Voxnest, an podcasting firm that offers services to publishers and advertisers, came out with a report this week using audience network data that proclaims Apple as the bigger of the two services in the podcast market right now by popularity — but only by a modest margin. Spotify’s current dominance in certain European countries such as Germany, Bulgaria and the Netherlands is “particularly important” to watch because of the promising growth rates in those regions, the report notes. What’s likely is that we end up seeing the same country-specific fragmentation that we do for music streaming, with Apple Music leading in U.S. paying subscribers but Spotify taking the global lead by market share. And that’s not yet factoring in the targeted podcasting efforts of audio companies like Pandora and Luminary, who are also pushing determinedly into the space.
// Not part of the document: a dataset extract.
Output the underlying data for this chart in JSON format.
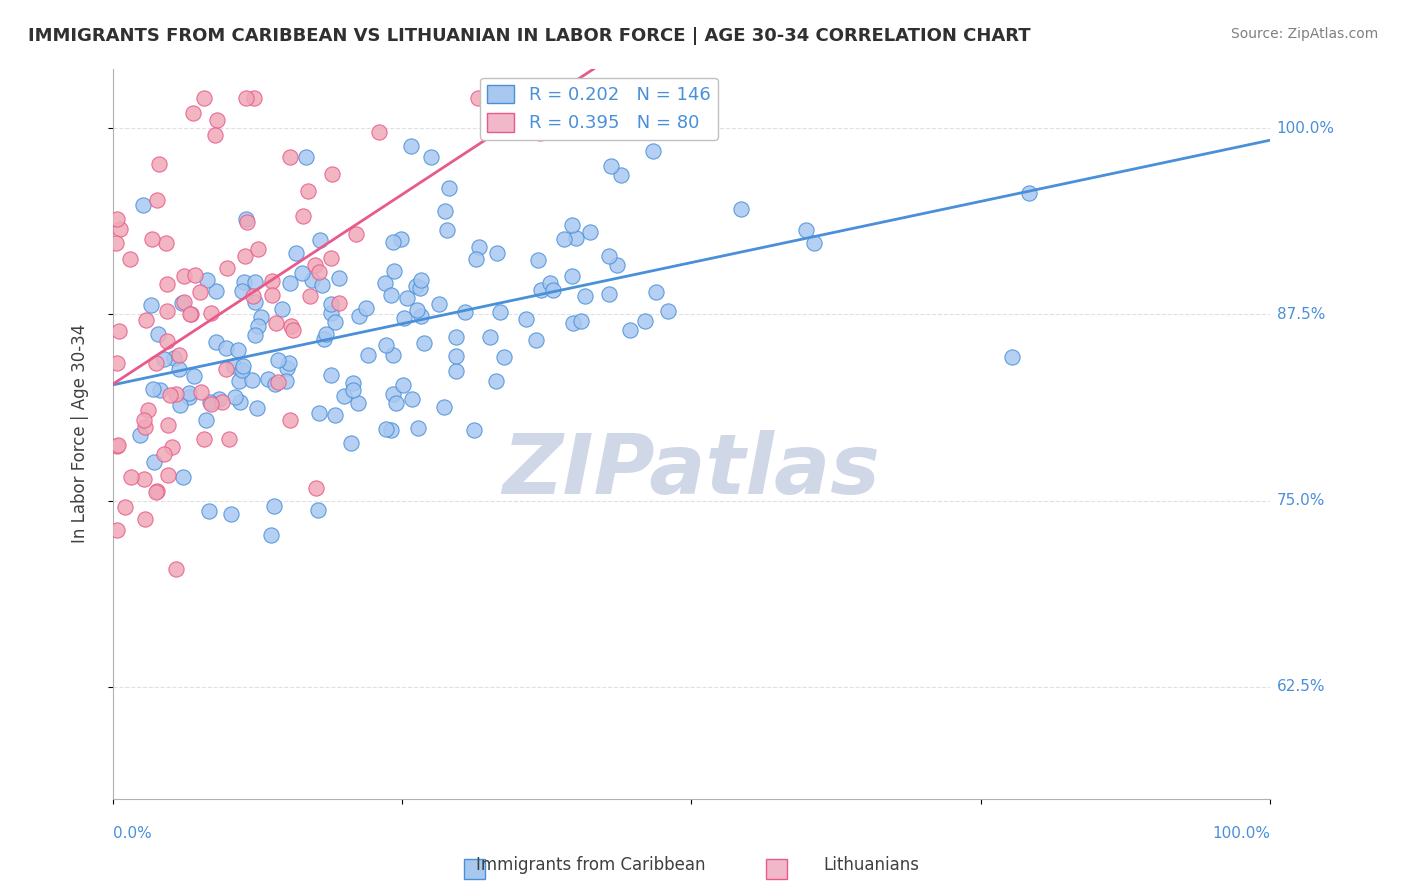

A better question than “who will come out on top?” may be “which company will benefit more from podcasts?” Analysts largely see Spotify’s podcast initiatives as strategies to diversify the Swedish streaming service’s offerings; to Apple, though, expanding podcasting would be building off of something that has lived inside the company’s product ecosystem via iTunes (RIP) since 2005. But as a Vulture analysis on Thursday noted, the “substance and stakes are now dramatically different” as podcasting booms in popularity in profit, thanks to advancements in both streaming services and consumer tech gadgets like smart speakers. In short: Everyone’s seen the signs of a major untapped market, and the rush into it from every side will be anything but orderly.